Der für die zentralen Verwaltungsfunktionen zuständige Leiter des Corporate-Centers wie der Kommunikationschef wurden am Dienstag gefeuert und sofort vom Werksschutz zum Ausgang geleitet, hieß es. Die Trennung erfolge einvernehmlich, Gründe wurden nicht genannt.
Aus Branchenkreisen verlautete, die beiden seien keineswegs die einzigen Führungskräfte, die das Unternehmen verlassen müssten. So stehe etwa auch der Führungsposten für Personalfragen zur Disposition
Infineon hatte am Donnerstag überraschend den Rücktritt von Schumacher mitgeteilt und mittlerweile "persönliche Gründe" für das Ausscheiden verantwortlich gemacht.
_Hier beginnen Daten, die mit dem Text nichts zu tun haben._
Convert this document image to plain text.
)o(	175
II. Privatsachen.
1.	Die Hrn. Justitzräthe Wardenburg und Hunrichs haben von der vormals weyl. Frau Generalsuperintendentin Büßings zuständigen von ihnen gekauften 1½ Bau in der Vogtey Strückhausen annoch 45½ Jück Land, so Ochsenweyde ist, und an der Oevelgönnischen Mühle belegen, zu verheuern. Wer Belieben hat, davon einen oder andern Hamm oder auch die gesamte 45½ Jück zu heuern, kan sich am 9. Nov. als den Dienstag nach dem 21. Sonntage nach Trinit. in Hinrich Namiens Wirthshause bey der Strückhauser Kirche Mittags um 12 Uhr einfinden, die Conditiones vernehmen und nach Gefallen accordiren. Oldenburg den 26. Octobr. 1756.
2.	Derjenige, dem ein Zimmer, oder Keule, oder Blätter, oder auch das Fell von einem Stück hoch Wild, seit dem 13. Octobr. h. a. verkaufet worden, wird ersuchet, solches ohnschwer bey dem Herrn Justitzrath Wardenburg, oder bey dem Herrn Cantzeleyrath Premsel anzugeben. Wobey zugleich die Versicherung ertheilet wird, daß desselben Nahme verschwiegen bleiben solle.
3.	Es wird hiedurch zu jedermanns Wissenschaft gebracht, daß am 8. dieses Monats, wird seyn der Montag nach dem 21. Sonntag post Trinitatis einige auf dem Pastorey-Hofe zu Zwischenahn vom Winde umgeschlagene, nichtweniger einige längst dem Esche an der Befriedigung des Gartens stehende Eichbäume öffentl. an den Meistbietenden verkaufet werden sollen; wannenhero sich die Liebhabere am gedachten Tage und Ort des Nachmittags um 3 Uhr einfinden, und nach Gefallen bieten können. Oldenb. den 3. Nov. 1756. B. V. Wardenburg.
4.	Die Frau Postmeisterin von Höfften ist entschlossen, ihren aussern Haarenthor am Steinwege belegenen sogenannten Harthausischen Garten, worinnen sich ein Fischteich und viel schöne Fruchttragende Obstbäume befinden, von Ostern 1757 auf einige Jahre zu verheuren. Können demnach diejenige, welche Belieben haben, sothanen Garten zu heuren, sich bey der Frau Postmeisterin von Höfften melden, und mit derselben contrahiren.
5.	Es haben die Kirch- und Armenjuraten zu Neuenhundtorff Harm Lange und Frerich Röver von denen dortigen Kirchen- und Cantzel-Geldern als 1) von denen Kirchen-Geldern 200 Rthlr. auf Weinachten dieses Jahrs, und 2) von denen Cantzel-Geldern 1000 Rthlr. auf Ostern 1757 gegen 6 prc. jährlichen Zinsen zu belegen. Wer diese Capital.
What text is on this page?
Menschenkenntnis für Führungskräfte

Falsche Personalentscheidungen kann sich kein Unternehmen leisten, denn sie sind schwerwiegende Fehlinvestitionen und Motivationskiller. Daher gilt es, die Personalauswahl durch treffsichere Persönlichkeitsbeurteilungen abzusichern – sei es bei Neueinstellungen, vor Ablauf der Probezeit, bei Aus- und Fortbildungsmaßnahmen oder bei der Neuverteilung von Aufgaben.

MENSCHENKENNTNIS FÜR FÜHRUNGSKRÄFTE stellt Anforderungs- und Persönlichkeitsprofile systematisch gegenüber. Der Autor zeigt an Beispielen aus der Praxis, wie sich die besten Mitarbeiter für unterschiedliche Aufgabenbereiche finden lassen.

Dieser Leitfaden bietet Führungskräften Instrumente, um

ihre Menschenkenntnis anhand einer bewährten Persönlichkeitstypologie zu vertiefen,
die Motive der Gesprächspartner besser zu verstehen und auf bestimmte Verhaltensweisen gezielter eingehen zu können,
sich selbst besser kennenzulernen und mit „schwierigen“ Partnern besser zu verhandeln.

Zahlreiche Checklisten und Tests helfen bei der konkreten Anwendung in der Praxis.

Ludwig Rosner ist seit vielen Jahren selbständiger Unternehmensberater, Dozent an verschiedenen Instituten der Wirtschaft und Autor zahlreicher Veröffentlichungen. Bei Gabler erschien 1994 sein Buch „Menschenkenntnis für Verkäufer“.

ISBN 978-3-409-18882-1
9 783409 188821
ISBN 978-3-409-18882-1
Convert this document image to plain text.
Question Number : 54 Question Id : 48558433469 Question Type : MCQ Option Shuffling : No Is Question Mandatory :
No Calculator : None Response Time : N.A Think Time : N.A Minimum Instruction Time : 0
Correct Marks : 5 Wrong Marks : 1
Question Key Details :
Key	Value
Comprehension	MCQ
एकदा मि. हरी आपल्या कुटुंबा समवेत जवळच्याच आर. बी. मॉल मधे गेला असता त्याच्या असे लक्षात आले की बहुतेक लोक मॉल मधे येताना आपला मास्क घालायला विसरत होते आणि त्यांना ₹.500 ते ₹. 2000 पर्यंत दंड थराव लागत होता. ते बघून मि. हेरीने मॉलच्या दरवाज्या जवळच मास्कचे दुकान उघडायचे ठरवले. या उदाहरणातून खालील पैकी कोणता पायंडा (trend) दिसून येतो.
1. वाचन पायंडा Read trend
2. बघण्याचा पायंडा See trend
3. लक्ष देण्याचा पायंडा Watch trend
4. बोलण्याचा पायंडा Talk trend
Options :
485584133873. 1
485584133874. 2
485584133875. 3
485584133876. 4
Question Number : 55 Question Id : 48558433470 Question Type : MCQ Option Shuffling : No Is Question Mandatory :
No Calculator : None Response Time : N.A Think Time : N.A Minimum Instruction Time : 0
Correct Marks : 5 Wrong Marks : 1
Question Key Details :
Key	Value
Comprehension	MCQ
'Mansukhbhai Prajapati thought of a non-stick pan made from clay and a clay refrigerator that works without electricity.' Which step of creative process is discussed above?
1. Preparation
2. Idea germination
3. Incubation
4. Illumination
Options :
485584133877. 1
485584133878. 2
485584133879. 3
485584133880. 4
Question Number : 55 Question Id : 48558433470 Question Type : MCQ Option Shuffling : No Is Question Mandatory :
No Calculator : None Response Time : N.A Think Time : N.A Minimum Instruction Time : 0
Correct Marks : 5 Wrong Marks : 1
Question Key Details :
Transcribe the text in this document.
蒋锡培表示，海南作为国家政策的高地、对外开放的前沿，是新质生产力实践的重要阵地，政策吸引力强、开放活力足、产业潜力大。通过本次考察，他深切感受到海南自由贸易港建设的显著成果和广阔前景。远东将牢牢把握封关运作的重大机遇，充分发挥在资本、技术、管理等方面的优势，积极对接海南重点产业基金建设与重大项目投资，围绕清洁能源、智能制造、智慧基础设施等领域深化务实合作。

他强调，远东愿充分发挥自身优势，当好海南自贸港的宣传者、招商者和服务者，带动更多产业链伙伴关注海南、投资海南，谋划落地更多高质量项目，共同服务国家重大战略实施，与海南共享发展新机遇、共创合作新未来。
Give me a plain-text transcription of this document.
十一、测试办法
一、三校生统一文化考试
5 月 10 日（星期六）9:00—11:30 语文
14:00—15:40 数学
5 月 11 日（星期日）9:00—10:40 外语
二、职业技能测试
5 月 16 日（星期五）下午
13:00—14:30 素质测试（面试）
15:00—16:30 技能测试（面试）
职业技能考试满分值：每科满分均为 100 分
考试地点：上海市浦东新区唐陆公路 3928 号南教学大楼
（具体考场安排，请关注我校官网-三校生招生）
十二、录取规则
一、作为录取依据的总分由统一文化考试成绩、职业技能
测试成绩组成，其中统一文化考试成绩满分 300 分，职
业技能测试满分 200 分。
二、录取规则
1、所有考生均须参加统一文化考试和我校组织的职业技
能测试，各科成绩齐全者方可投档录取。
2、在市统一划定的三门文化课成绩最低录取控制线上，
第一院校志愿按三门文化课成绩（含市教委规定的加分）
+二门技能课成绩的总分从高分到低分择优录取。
Der Blitzabritt von CEO Schumacher"Autoritär" war ausschlaggebend
Nach Angaben aus dem Aufsichtsrat waren vor allem Kritik am autoritären Führungsstil des 45-jährigen Managers sowie Strategiefragen für den Rückzug ausschlaggebend.
Schumacher selbst hatte sich nicht äußern wollen. Nun hat der Aufsichtsratsvorsitzende und ehemalige BASF-Finanzchef Max Dietrich Kley übergangsweise die Führung des Vorstands übernommen.